# My Poodle is a snapper



## N2Mischief (Dec 3, 2012)

She sure is cute! Looks like a little "Lou"! 

I won't be much help. I had a Jack Russell that was very fearful, especially of men. His favorite thing was a ball, so any time a man came to the door I would have him throw the ball. As Stogy got older he started associating men with his ball and would run and get the ball on his own and follow men around trying to get them to play. He still didn't want them to touch him though.

There are many very educated people on the forum. I'm sure you will get some great advice!


----------



## fjm (Jun 4, 2010)

I've had some success with my neighbour's reactve terrier using BAT (Behavior Adjustment Training) techniques Official Behavior Adjustment Training (BAT) site: humane help for aggression, frustration, and fear in dogs, horses, and other animals., although I found with her that once she was sure that I could protect her, she just wanted to be past the other dog as quickly as possible, so walking briskly past works better than sitting and waiting for the other dog to go by.
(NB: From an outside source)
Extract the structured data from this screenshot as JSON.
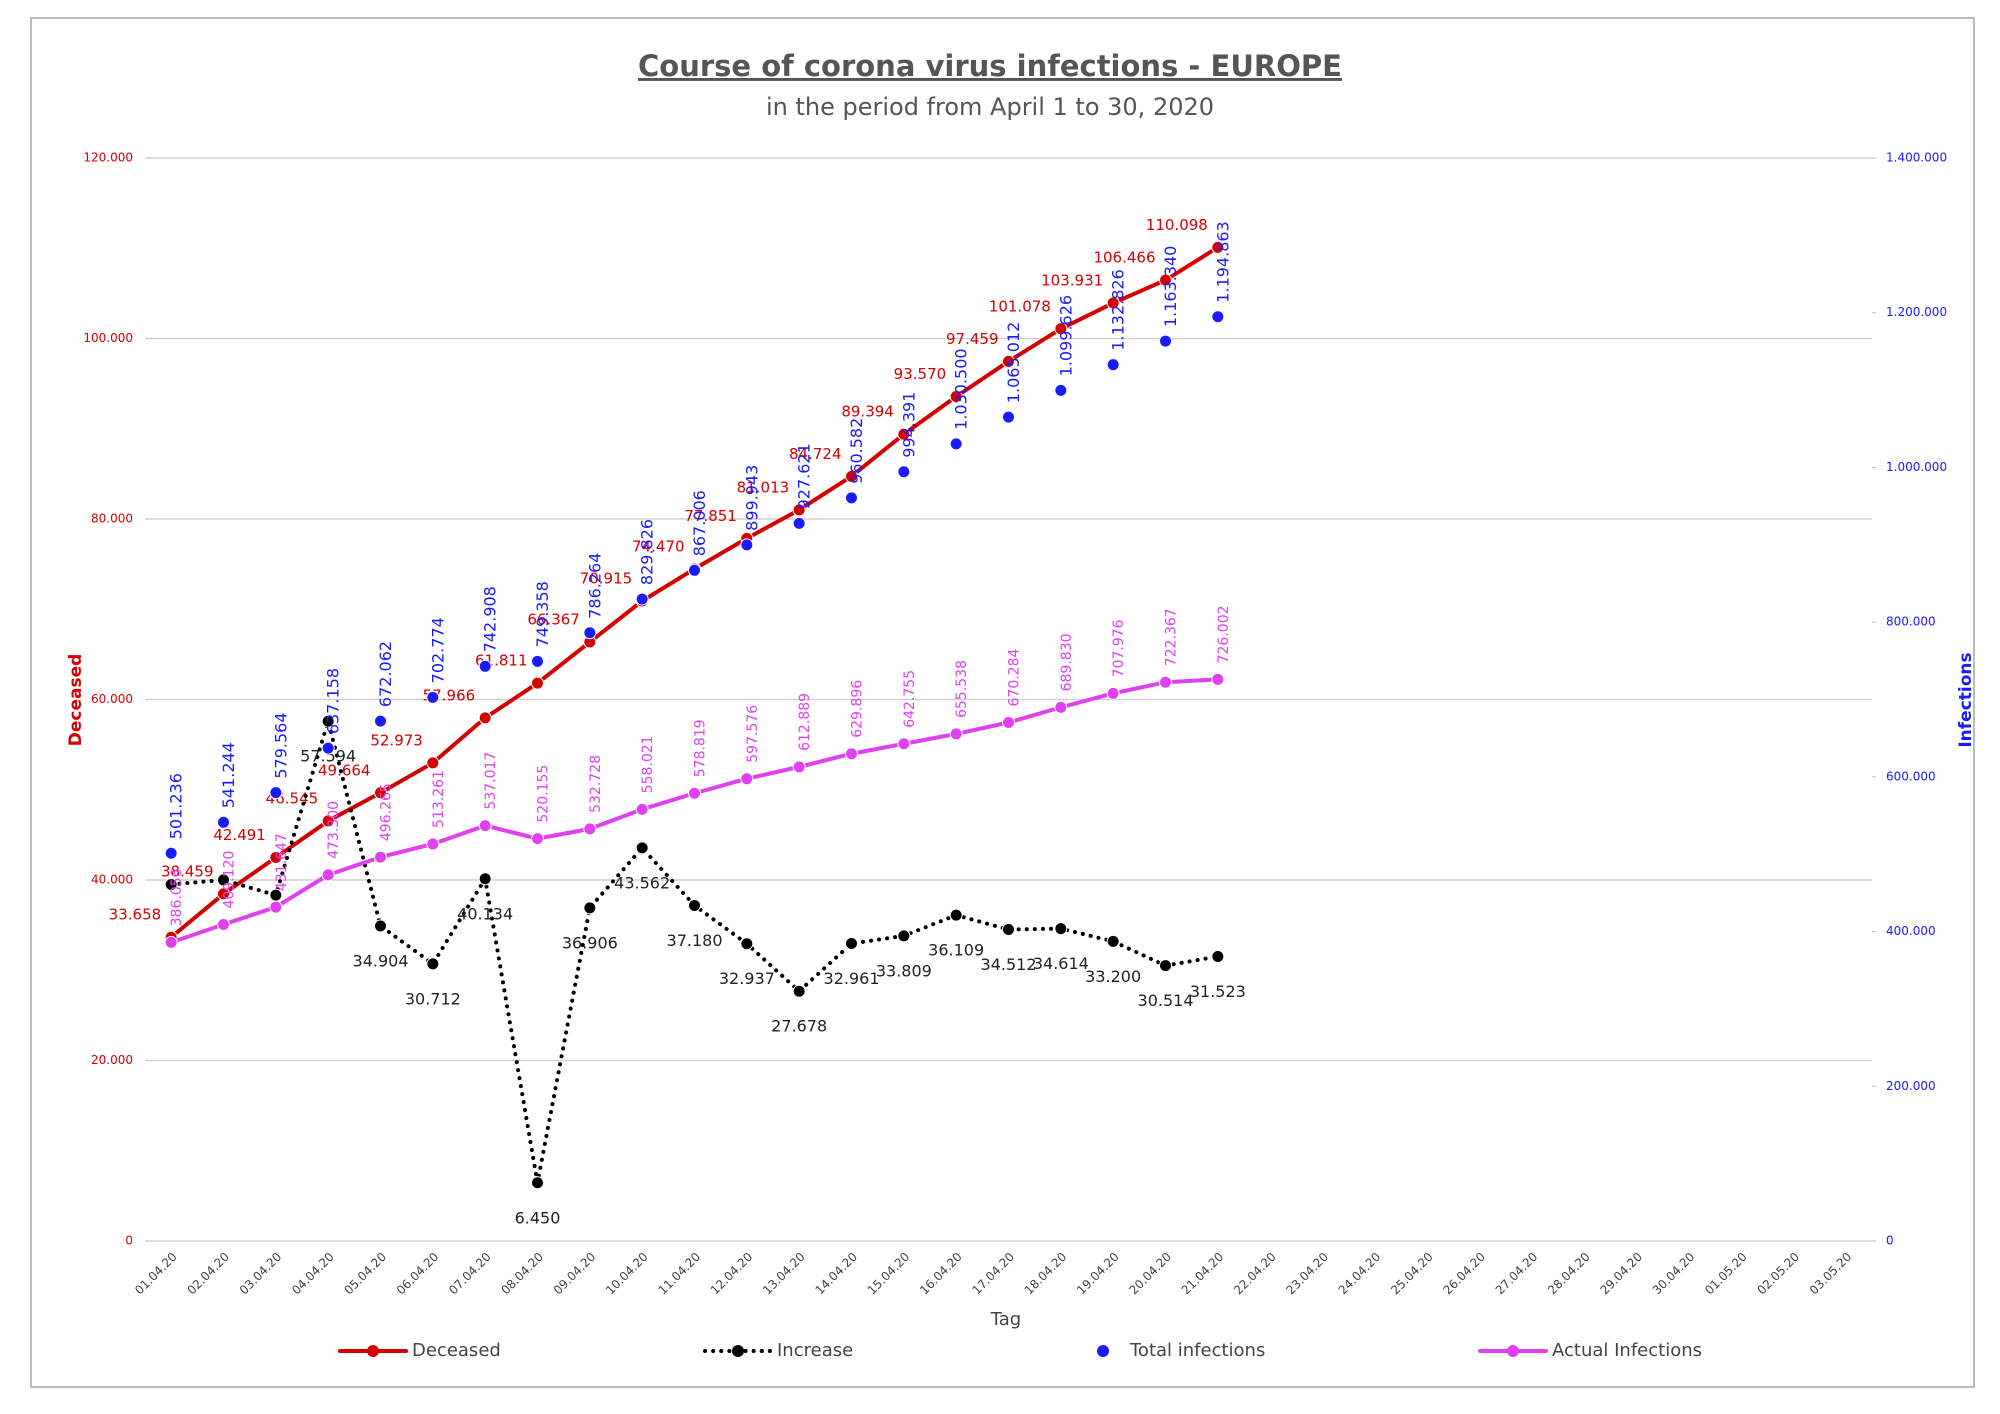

I make sure that I am always between her and the other dog, that I step in to fend off any dog that comes to close, that she does not get yanked or scolded for reacting, and that she gets lots of praise and treats for getting it right! Recognising that fear is driving the behaviour is key - it means that you realise that she needs to feel protected, and that her confidence needs building, rather than believing that she is being "dominant" and needs squashing.

You may also find Patricia McConnell's Feisty Fido and Cautious Canine helpful: Dog Training & Dog Behavior Books | Patricia McConnell

If your dog snaps at people, I would think carefully about the potential dangers and law suits, particularly if a child were involved, and consider a suitable muzzle if she is ever in a situation where she may be pushed too far.


----------



## georgiapeach (Oct 9, 2009)

I too, recently adopted an extremely fearful dog (Sunny). He's so fearful that he's currently on Prozac to help him in transitioning between a life lived in a puppy mill for 6 years, to living for over a year in a kennel environment at a rescue, to finally ending up with us. He was a fear biter while in rescue; hence the Prozac. I don't think he'll ever be "right", but hopefully, he'll improve and become happier. He's already made good progress in the short month we've had him. This sounds like what your girl has done, at least with you.

I have no illusions that Sunny will become a happy, go lucky poodle. He had 7 years of living in fear, which would be so hard to overcome. We already know that we'll be crating him when other people come over. We don't have visitors that often, so frequent socialization opportunities aren't possible. We're just now starting to go for walks, and if people come up and want to pet him, I tell them no (and tell them why). The stress created by having to face new people may always be too much for him. We're hoping to wean him off the Prozac eventually, once he becomes comfortable with us.


----------



## lily cd re (Jul 23, 2012)

Barb A, I am glad to see you posted with some more description of your concerns here. I knew people would see your post and give good advise. I agree with fjm about the resources she suggests. Georgiapeach has good rescue experience too and she is just in the transition to new home phase with her current dog Sunny. You could also think about hiring a behaviorist to give an evaluation.


----------